Lembre-se de onde está. Isto é o Ninho da Águia e estes ao seu
redor são os cavaleiros do Vale, homens leais que queriam bem a Jon
Arryn. Todos eles morreriam por mim.
- Senhora
Arryn, se algum mal me acontecer, meu irmão Jaime ficará feliz por
se assegurar de que morram - no preciso momento em que cuspia as
palavras, Tyrion soube que eram uma loucura.
- É
capaz de voar, senhor de Lannister? - perguntou a Senhora Lysa. - Um
anão tem asas? Se não, mais sensato seria engolir a próxima ameaça
que lhe vier à cabeça.
- Não
fiz ameaça nenhuma - ele respondeu. - Isso foi uma promessa.
Ao ouvir
aquilo, o pequeno Lorde Robert pusera-se em pé de um salto, tão
perturbado que a boneca caíra ao chão.
- Não
pode nos machucar - o menino gritou. - Ninguém pode nos machucar
aqui. Diga-lhe, mãe, diga-lhe que não pode nos machucar aqui - o
rapaz começara a estremecer.
- O Ninho
da Águia é inexpugnável - declarou calmamente Lysa Arryn. Puxou o
filho para junto dela, rodeando-o com a segurança de seus
rechonchudos braços brancos. - O Duende está tentando nos assustar,
meu querido. Todos os Lannister são mentirosos. Ninguém vai
machucar meu lindo filho.
O inferno
era que não havia dúvida de que a mulher tinha razão. Depois de
ver o que era preciso fazer para chegar até ali, Tyrion podia
imaginar como seria um cavaleiro tentando abrir caminho até lá,
lutando, revestido de armadura, enquanto pedras e setas choviam sobre
ele dos pontos altos e inimigos o enfrentavam a cada passo. A palavra
pesadelo nem começava a descrever a situação. Não surpreendia que
o Ninho da Águia nunca tivesse sido tomado,
Mas,
mesmo assim, Tyrion foi incapaz de se calar.
-
Inexpugnável, não - bradou - meramente inconveniente.
O jovem
Robert apontou para baixo, com a mão tremendo.
- Você é
um mentiroso. Mãe, quero vê-lo voar - dois guardas vestidos com
mantos azuis-celeste agarraram Tyrion pelos braços, levantando-o do
chão.
Só os
deuses sabiam o que poderia ter acontecido se não fosse Catelyn
Stark.
- Irmã -
ela chamou de seu lugar abaixo dos tronos. - Peço que se lembre que
este homem é meu prisioneiro. Não o quero ferido.
Lysa
Arryn olhou de relance e friamente para a irmã por um momento,
depois se ergueu e caminhou imponentemente na direção de Tyrion,
arrastando as longas saias atrás de si. Por um instante, o anão
temeu que ela lhe batesse, mas, em vez disso, ordenou que o
largassem. Os homens atiraram-no ao chão, as pernas fugiram-lhe e
Tyrion caiu.
Deve ter
apresentado um belo espetáculo quando lutou para se pôr de pé e a
perna direita entrou em espasmos, atirando-o de novo ao chão.

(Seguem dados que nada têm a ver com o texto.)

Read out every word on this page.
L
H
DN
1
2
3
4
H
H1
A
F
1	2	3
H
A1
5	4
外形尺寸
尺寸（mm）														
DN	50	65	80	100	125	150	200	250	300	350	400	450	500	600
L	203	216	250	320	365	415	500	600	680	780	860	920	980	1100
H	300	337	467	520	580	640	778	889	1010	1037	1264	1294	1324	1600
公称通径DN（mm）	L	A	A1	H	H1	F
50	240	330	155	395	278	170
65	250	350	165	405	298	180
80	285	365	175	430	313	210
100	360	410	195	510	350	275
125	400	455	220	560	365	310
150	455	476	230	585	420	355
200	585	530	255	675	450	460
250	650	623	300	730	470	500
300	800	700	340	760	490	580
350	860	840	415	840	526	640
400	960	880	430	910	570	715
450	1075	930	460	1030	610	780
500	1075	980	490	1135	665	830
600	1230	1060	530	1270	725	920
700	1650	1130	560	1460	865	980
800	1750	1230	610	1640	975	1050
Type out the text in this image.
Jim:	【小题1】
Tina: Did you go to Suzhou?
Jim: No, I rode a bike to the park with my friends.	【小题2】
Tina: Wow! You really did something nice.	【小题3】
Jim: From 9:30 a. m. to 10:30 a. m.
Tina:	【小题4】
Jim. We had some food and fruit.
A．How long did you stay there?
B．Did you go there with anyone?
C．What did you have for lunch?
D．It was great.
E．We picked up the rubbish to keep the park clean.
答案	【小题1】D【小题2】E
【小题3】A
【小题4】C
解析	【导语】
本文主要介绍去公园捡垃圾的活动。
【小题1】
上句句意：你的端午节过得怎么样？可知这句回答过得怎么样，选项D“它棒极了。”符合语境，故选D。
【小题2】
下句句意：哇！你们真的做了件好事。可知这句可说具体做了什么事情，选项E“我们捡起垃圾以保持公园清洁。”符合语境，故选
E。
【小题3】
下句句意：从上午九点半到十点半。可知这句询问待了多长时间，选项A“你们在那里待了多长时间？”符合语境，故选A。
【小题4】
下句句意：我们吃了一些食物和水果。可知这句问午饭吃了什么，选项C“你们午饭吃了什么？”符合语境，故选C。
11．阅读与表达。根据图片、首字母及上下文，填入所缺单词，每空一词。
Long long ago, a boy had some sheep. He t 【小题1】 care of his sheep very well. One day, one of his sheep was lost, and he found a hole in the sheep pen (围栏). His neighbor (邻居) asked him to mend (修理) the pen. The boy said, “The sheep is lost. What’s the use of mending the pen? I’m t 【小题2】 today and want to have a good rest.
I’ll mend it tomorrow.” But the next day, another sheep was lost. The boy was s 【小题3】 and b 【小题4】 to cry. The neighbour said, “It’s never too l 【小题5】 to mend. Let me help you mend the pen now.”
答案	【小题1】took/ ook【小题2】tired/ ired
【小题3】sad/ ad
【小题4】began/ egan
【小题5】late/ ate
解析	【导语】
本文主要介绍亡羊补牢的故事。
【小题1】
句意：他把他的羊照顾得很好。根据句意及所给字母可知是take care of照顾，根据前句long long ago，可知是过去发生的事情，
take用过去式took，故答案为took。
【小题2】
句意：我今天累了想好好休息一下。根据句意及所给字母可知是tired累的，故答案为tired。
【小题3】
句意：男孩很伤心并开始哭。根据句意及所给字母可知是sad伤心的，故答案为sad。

Gargalhadas rebentaram em todo o Alto Salão dos Arryn.
- O
hospedezinho de minha irmã está demasiado cansado para se manter em
pé - anunciou a Senhora Lysa. - Sor Vardis, leve-o para a masmorra.

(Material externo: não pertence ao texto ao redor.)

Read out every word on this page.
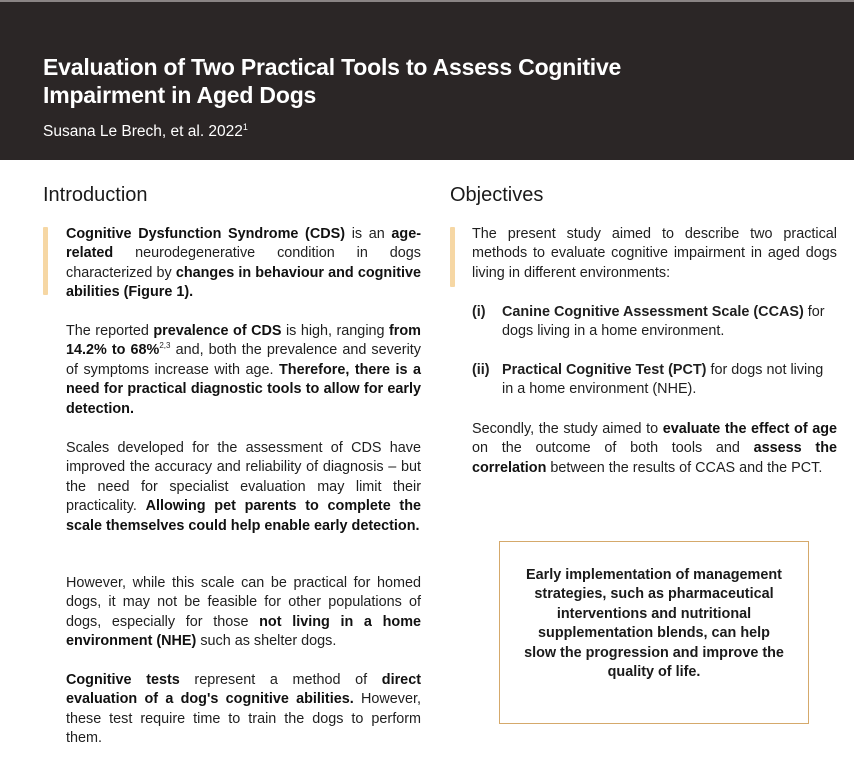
Evaluation of Two Practical Tools to Assess Cognitive Impairment in Aged Dogs
Susana Le Brech, et al. 2022$^1$
Introduction
Cognitive Dysfunction Syndrome (CDS) is an age-related neurodegenerative condition in dogs characterized by changes in behaviour and cognitive abilities (Figure 1).
The reported prevalence of CDS is high, ranging from 14.2% to 68%$^{2,3}$ and, both the prevalence and severity of symptoms increase with age. Therefore, there is a need for practical diagnostic tools to allow for early detection.
Scales developed for the assessment of CDS have improved the accuracy and reliability of diagnosis – but the need for specialist evaluation may limit their practicality. Allowing pet parents to complete the scale themselves could help enable early detection.
However, while this scale can be practical for homed dogs, it may not be feasible for other populations of dogs, especially for those not living in a home environment (NHE) such as shelter dogs.
Cognitive tests represent a method of direct evaluation of a dog's cognitive abilities. However, these test require time to train the dogs to perform them.
Objectives
The present study aimed to describe two practical methods to evaluate cognitive impairment in aged dogs living in different environments:
(i) Canine Cognitive Assessment Scale (CCAS) for dogs living in a home environment.
(ii) Practical Cognitive Test (PCT) for dogs not living in a home environment (NHE).
Secondly, the study aimed to evaluate the effect of age on the outcome of both tools and assess the correlation between the results of CCAS and the PCT.
Early implementation of management strategies, such as pharmaceutical interventions and nutritional supplementation blends, can help slow the progression and improve the quality of life.
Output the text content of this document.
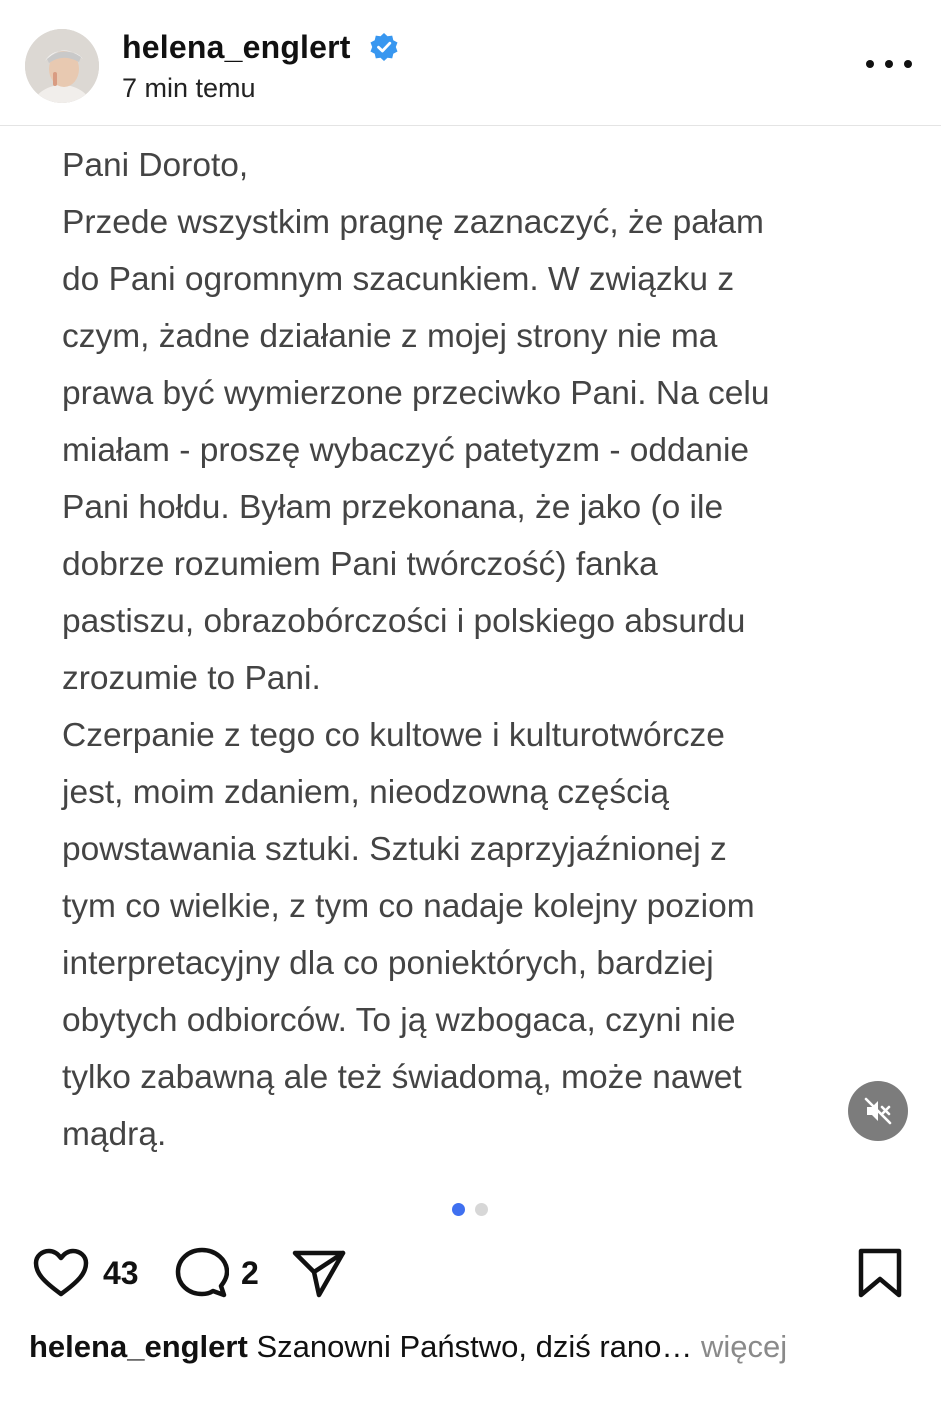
helena_englert
7 min temu

Pani Doroto,

Przede wszystkim pragnę zaznaczyć, że pałam

do Pani ogromnym szacunkiem. W związku z

czym, żadne działanie z mojej strony nie ma

prawa być wymierzone przeciwko Pani. Na celu

miałam - proszę wybaczyć patetyzm - oddanie

Pani hołdu. Byłam przekonana, że jako (o ile

dobrze rozumiem Pani twórczość) fanka

pastiszu, obrazobórczości i polskiego absurdu

zrozumie to Pani.

Czerpanie z tego co kultowe i kulturotwórcze

jest, moim zdaniem, nieodzowną częścią

powstawania sztuki. Sztuki zaprzyjaźnionej z

tym co wielkie, z tym co nadaje kolejny poziom

interpretacyjny dla co poniektórych, bardziej

obytych odbiorców. To ją wzbogaca, czyni nie

tylko zabawną ale też świadomą, może nawet

mądrą.

43	2
helena_englert Szanowni Państwo, dziś rano… więcej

Um descanso em uma de nossas celas abertas lhe fará muito bem.
Os
guardas o puxaram com brusquidão. Tyrion Lannister ficou pendurado
entre eles, lançando fracos pontapés, com o rosto vermelho de
vergonha.
- Eu me
lembrarei disto - disse a todos quando o levaram.
E
lembrava-se, por mais inútil que isso fosse. A princípio
consolou-se com a ideia de que seu encarceramento não podia durar
muito tempo. Lysa Arryn queria humilhá-lo, era tudo. Voltaria para
buscá-lo, e em breve. Se não o fizesse, então Catelyn Stark
desejaria interrogá-lo. Daquela vez dominaria melhor a língua. Elas
não se atreveriam a matá-lo sem mais nem menos; ainda era um
Lannister de Rochedo Casterly e se derramassem seu sangue, isso
significaria guerra. Pelo menos era o que dizia a si mesmo.
Agora já
não tinha tanta certeza. Talvez seus captores só pretendessem
deixá-lo ali, apodrecendo, mas temia não ter forças para apodrecer
por muito tempo. A cada dia que passava ficava um pouco mais fraco, e
era só uma questão de tempo até que os pontapés e golpes de Mord
o ferissem seriamente, partindo-se do princípio de que o carcereiro
não o mataria antes de fome.
Mais
algumas noites de frio e fome, e o azul também começaria a chamar
por ele. Gostaria de saber o que estava acontecendo para lá das
paredes (as que havia) de sua cela. Lorde Tywin teria certamente
enviado patrulhas quando a notícia lhe chegara. Jaime poderia estar
naquele momento liderando uma tropa na travessia das Montanhas da
Lua... a menos que em vez disso se dirigisse para o norte, contra
Winterfell. Será que alguém fora do Vale chegaria a suspeitar do
local para onde Catelyn Stark o levara? Gostaria de saber o que faria
Cersei quando soubesse. O rei podia ordenar sua libertação, mas
Robert daria ouvidos à mulher ou à Mão? Tyrion não tinha ilusões
quanto ao amor de Robert pela irmã.
Se Cersei
usasse a cabeça, insistiria que o próprio rei julgasse Tyrion. Até
Ned Stark pouco podia objetar a isso sem pôr em causa a honra do
rei. E Tyrion, de bom grado, tentaria sua sorte num julgamento.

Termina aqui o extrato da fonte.